Nota: post longo e polémico
O Luxemburgo tem sido
notícia por ser o primeiro país, onde todos os transportes públicos (TP) serão gratuitos. Dizer "gratuitos" é obviamente uma maneira de distorcer o debate, porque o custo acaba por ser pago por todos (1600€ por habitante!) através dos impostos. É bastante consensual que o TP deve ser bem mais barato que o carro, para termos melhores cidades. A questão mais difícil é o como. Há essencialmente duas maneiras:
1. Baixar os TP, tê-los "gratuitos/pagos pelos outros", ou
2. Tornar o carro mais caro, ou seja deixar de o subsidiar fazendo os automobilistas pagar pelos custos que provocam: acabar com estacionamento subsidiado e alinhar preços com os restantes preços do m² na cidade; portagens urbanas; estradas financiadas por impostos sobre os veículos/combustíveis e não por outros impostos; taxas ambientais consoante a poluição atmosférica e sonora que causem; etc.
A primeira é politicamente popular e bem mais fácil de anunciar que a segunda. Mas as duas estão bem longe de ser equivalentes.
Quem paga as políticas?
No primeiro caso há vários casos de pessoas chamadas a contribuir sem qualquer sentido: as pessoas que moram em locais sem TP, as que ficam/trabalham em casa, as que vão a pé/bicicleta, as empresas e pessoas que fizeram o esforço para reduzir as suas deslocações, etc. saem prejudicadas.
No segundo caso, o custo do uso do carro é colocado sobre quem o provoca, o que é inequivocamente mais justo.
Que efeitos têm de diferente?
Há quem parta da ideia errada que mais uma viagem de autocarro significa necessariamente menos uma de carro, o que é errado. Décadas de estudos mostram que TP mais baratos aumentam o seu uso, mas têm um efeito quase nulo a tirar as pessoas dos carros. Um apanhado de centenas de estudos (1) começa logo por dizer que "car use is almost independent of bus and Underground fares". As estimativas apresentadas para uma descida do preço dos transportes de 10%, levam a uma diminuição do uso do carro entre 0,1% a 0,9%. Por comparação, a mesma descida de preços leva a aumentos do uso dos TP entre 3% e 10%. Estes resultados repetem-se noutros estudos, como (2) e (3).

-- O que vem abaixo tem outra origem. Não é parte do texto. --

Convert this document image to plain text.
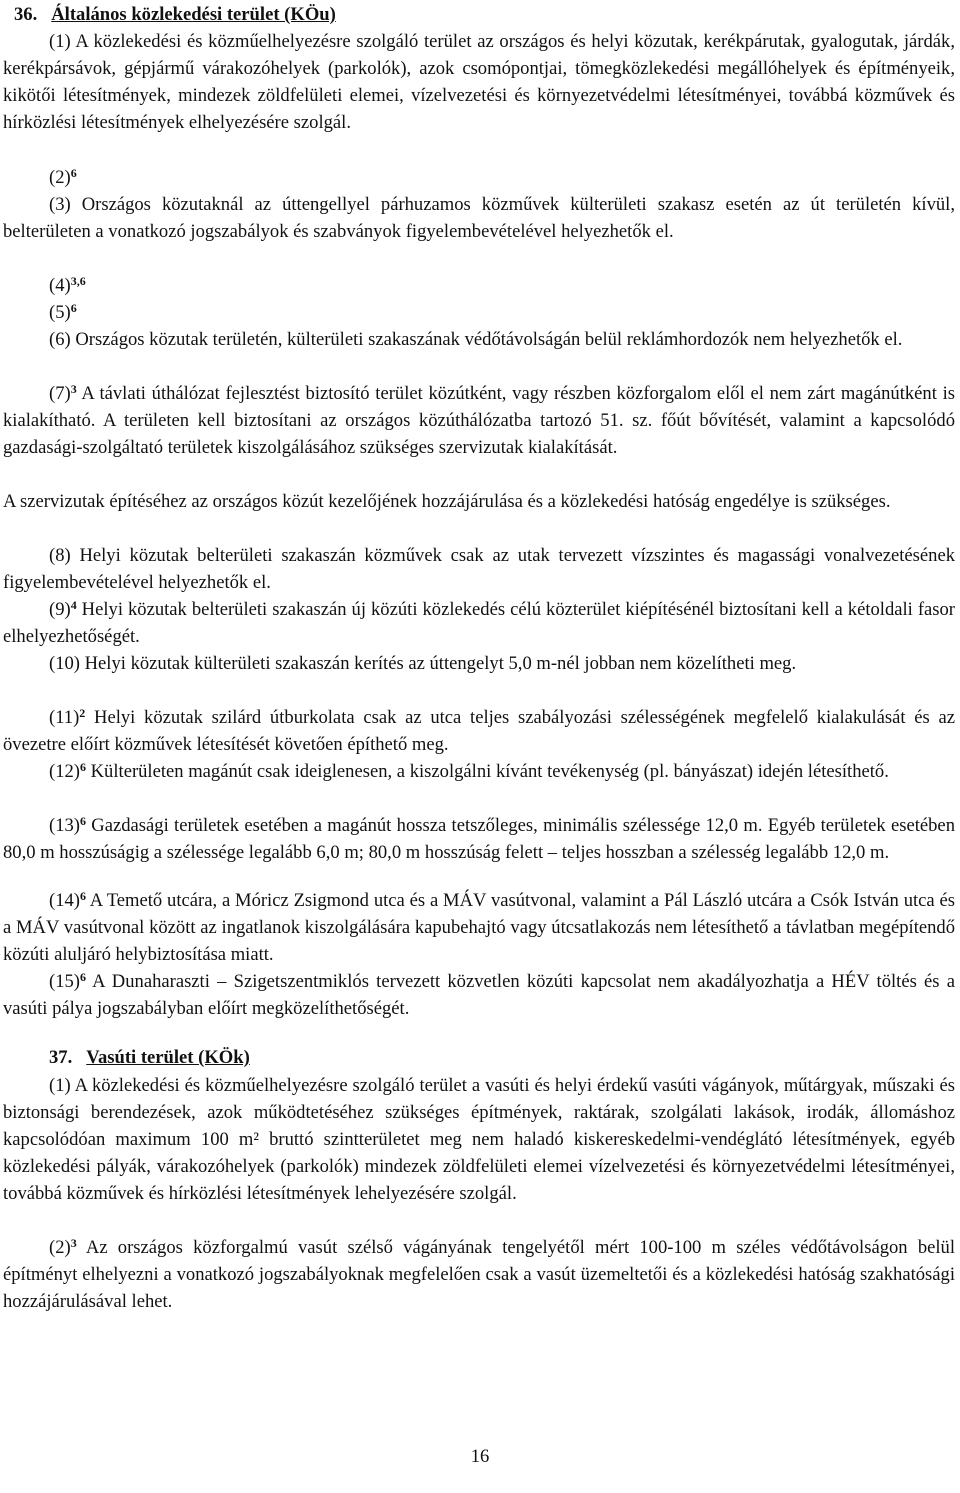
36. Általános közlekedési terület (KÖu)

(1) A közlekedési és közműelhelyezésre szolgáló terület az országos és helyi közutak, kerékpárutak, gyalogutak, járdák, kerékpársávok, gépjármű várakozóhelyek (parkolók), azok csomópontjai, tömegközlekedési megállóhelyek és építményeik, kikötői létesítmények, mindezek zöldfelületi elemei, vízelvezetési és környezetvédelmi létesítményei, továbbá közművek és hírközlési létesítmények elhelyezésére szolgál.

$(2)^6$

(3) Országos közutaknál az úttengellyel párhuzamos közművek külterületi szakasz esetén az út területén kívül, belterületen a vonatkozó jogszabályok és szabványok figyelembevételével helyezhetők el.

$(4)^{3,6}$

$(5)^6$

(6) Országos közutak területén, külterületi szakaszának védőtávolságán belül reklámhordozók nem helyezhetők el.

$(7)^3$ A távlati úthálózat fejlesztést biztosító terület közútként, vagy részben közforgalom elől el nem zárt magánútként is kialakítható. A területen kell biztosítani az országos közúthálózatba tartozó 51. sz. főút bővítését, valamint a kapcsolódó gazdasági-szolgáltató területek kiszolgálásához szükséges szervizutak kialakítását.

A szervizutak építéséhez az országos közút kezelőjének hozzájárulása és a közlekedési hatóság engedélye is szükséges.

(8) Helyi közutak belterületi szakaszán közművek csak az utak tervezett vízszintes és magassági vonalvezetésének figyelembevételével helyezhetők el.

$(9)^4$ Helyi közutak belterületi szakaszán új közúti közlekedés célú közterület kiépítésénél biztosítani kell a kétoldali fasor elhelyezhetőségét.

(10) Helyi közutak külterületi szakaszán kerítés az úttengelyt 5,0 m-nél jobban nem közelítheti meg.

$(11)^2$ Helyi közutak szilárd útburkolata csak az utca teljes szabályozási szélességének megfelelő kialakulását és az övezetre előírt közművek létesítését követően építhető meg.

$(12)^6$ Külterületen magánút csak ideiglenesen, a kiszolgálni kívánt tevékenység (pl. bányászat) idején létesíthető.

$(13)^6$ Gazdasági területek esetében a magánút hossza tetszőleges, minimális szélessége 12,0 m. Egyéb területek esetében 80,0 m hosszúságig a szélessége legalább 6,0 m; 80,0 m hosszúság felett – teljes hosszban a szélesség legalább 12,0 m.

$(14)^6$ A Temető utcára, a Móricz Zsigmond utca és a MÁV vasútvonal, valamint a Pál László utcára a Csók István utca és a MÁV vasútvonal között az ingatlanok kiszolgálására kapubehajtó vagy útcsatlakozás nem létesíthető a távlatban megépítendő közúti aluljáró helybiztosítása miatt.

$(15)^6$ A Dunaharaszti – Szigetszentmiklós tervezett közvetlen közúti kapcsolat nem akadályozhatja a HÉV töltés és a vasúti pálya jogszabályban előírt megközelíthetőségét.

37. Vasúti terület (KÖk)

(1) A közlekedési és közműelhelyezésre szolgáló terület a vasúti és helyi érdekű vasúti vágányok, műtárgyak, műszaki és biztonsági berendezések, azok működtetéséhez szükséges építmények, raktárak, szolgálati lakások, irodák, állomáshoz kapcsolódóan maximum 100 m² bruttó szintterületet meg nem haladó kiskereskedelmi-vendéglátó létesítmények, egyéb közlekedési pályák, várakozóhelyek (parkolók) mindezek zöldfelületi elemei vízelvezetési és környezetvédelmi létesítményei, továbbá közművek és hírközlési létesítmények lehelyezésére szolgál.

$(2)^3$ Az országos közforgalmú vasút szélső vágányának tengelyétől mért 100-100 m széles védőtávolságon belül építményt elhelyezni a vonatkozó jogszabályoknak megfelelően csak a vasút üzemeltetői és a közlekedési hatóság szakhatósági hozzájárulásával lehet.

16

Por outro lado, o uso do carro cai se optarmos pela segunda opção. Por exemplo em (2), diz-se que um aumento de 10% nos parquímetros no centro levam a -5,4% de viagens de carro.
Resumindo, se o nosso objetivo é tirarmos carros das cidades, baixar o preço dos transportes é uma medida politicamente fácil, que põe as pessoas erradas a financiar algo com fracos e até maus resultados. Em Tallinn, onde os transportes públicos foram tornados gratuitos, o uso do automóvel diminui apenas 5% a 10%, e o TP foi roubar utentes aos modos ativos (peões e bicicletas), que caem 35% a 40%.

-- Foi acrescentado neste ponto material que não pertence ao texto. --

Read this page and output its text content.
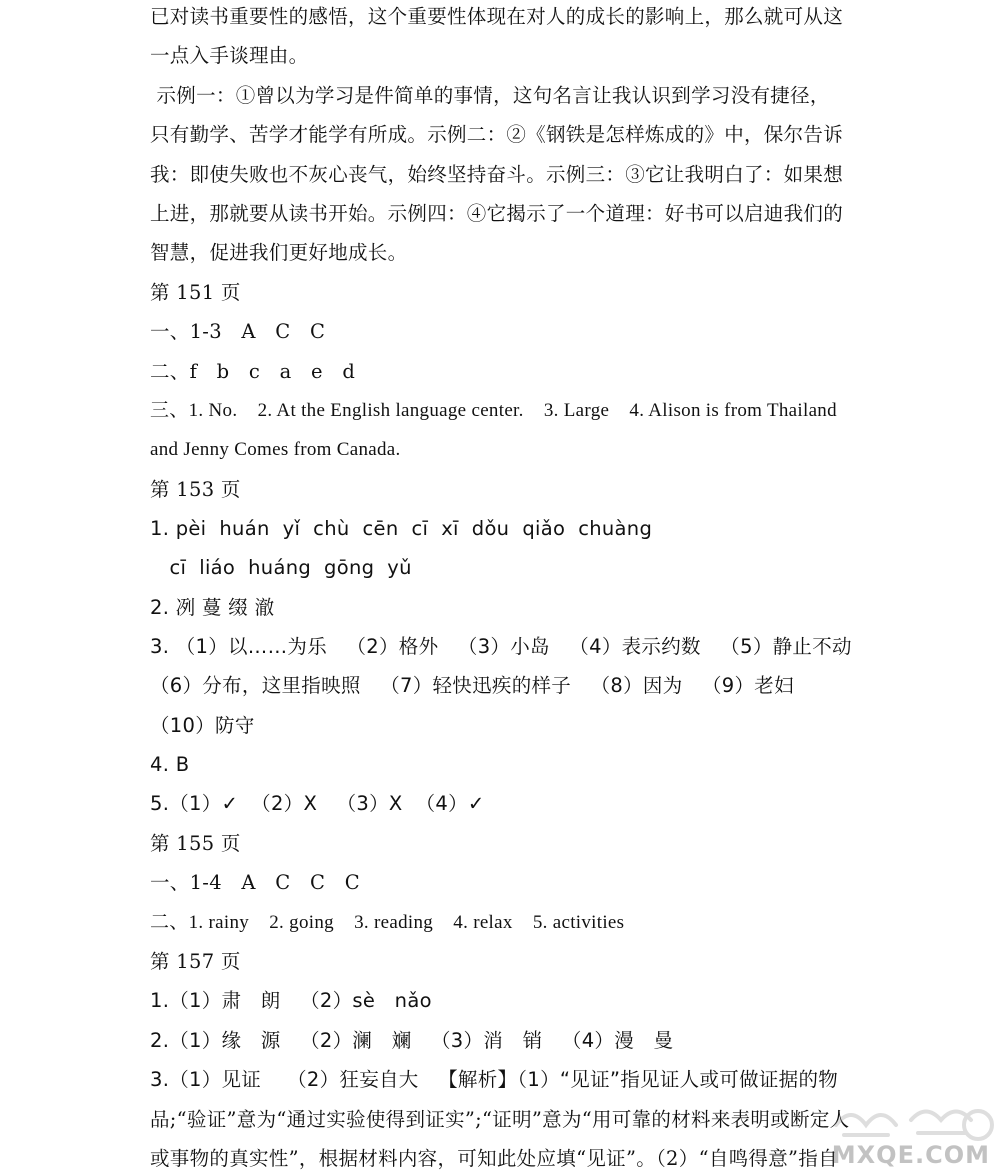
已对读书重要性的感悟，这个重要性体现在对人的成长的影响上，那么就可从这
一点入手谈理由。
示例一：①曾以为学习是件简单的事情，这句名言让我认识到学习没有捷径，
只有勤学、苦学才能学有所成。示例二：②《钢铁是怎样炼成的》中，保尔告诉
我：即使失败也不灰心丧气，始终坚持奋斗。示例三：③它让我明白了：如果想
上进，那就要从读书开始。示例四：④它揭示了一个道理：好书可以启迪我们的
智慧，促进我们更好地成长。
第 151 页
一、1-3   A   C   C
二、f   b   c   a   e   d
三、1. No.    2. At the English language center.    3. Large    4. Alison is from Thailand
and Jenny Comes from Canada.
第 153 页
1. pèi  huán  yǐ  chù  cēn  cī  xī  dǒu  qiǎo  chuàng
cī  liáo  huáng  gōng  yǔ
2. 冽 蔓 缀 澈
3. （1）以……为乐   （2）格外   （3）小岛   （4）表示约数   （5）静止不动
（6）分布，这里指映照   （7）轻快迅疾的样子   （8）因为   （9）老妇
（10）防守
4. B
5.（1）✓  （2）X   （3）X  （4）✓
第 155 页
一、1-4   A   C   C   C
二、1. rainy    2. going    3. reading    4. relax    5. activities
第 157 页
1.（1）肃   朗   （2）sè   nǎo
2.（1）缘   源   （2）澜   斓   （3）消   销   （4）漫   曼
3.（1）见证    （2）狂妄自大   【解析】（1）“见证”指见证人或可做证据的物
品;“验证”意为“通过实验使得到证实”;“证明”意为“用可靠的材料来表明或断定人
或事物的真实性”，根据材料内容，可知此处应填“见证”。（2）“自鸣得意”指自
MXQE.COM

Ambientalmente também são diferentes. Enquanto a primeira até pode levar a um aumento de poluição (se os operadores responderem ao aumento de procura), a segunda diminui sem a mínima dúvida.
Obviamente que se o nosso objetivo é outro, como tirar os idosos de casa ou apoiar as famílias carenciadas, a primeira política tem resultados positivos. Mas para esses objetivos, parece-me haver outras medidas bem melhores.
Traduzindo para o caso português, concordo com a esquerda por querer uma forte diferenciação entre carro e TP, e com a direita por não querer pôr os outros a pagar. Infelizmente ninguém teve a coragem de defender a política que alcança os dois objetivos: taxar devidamente o carro na cidade.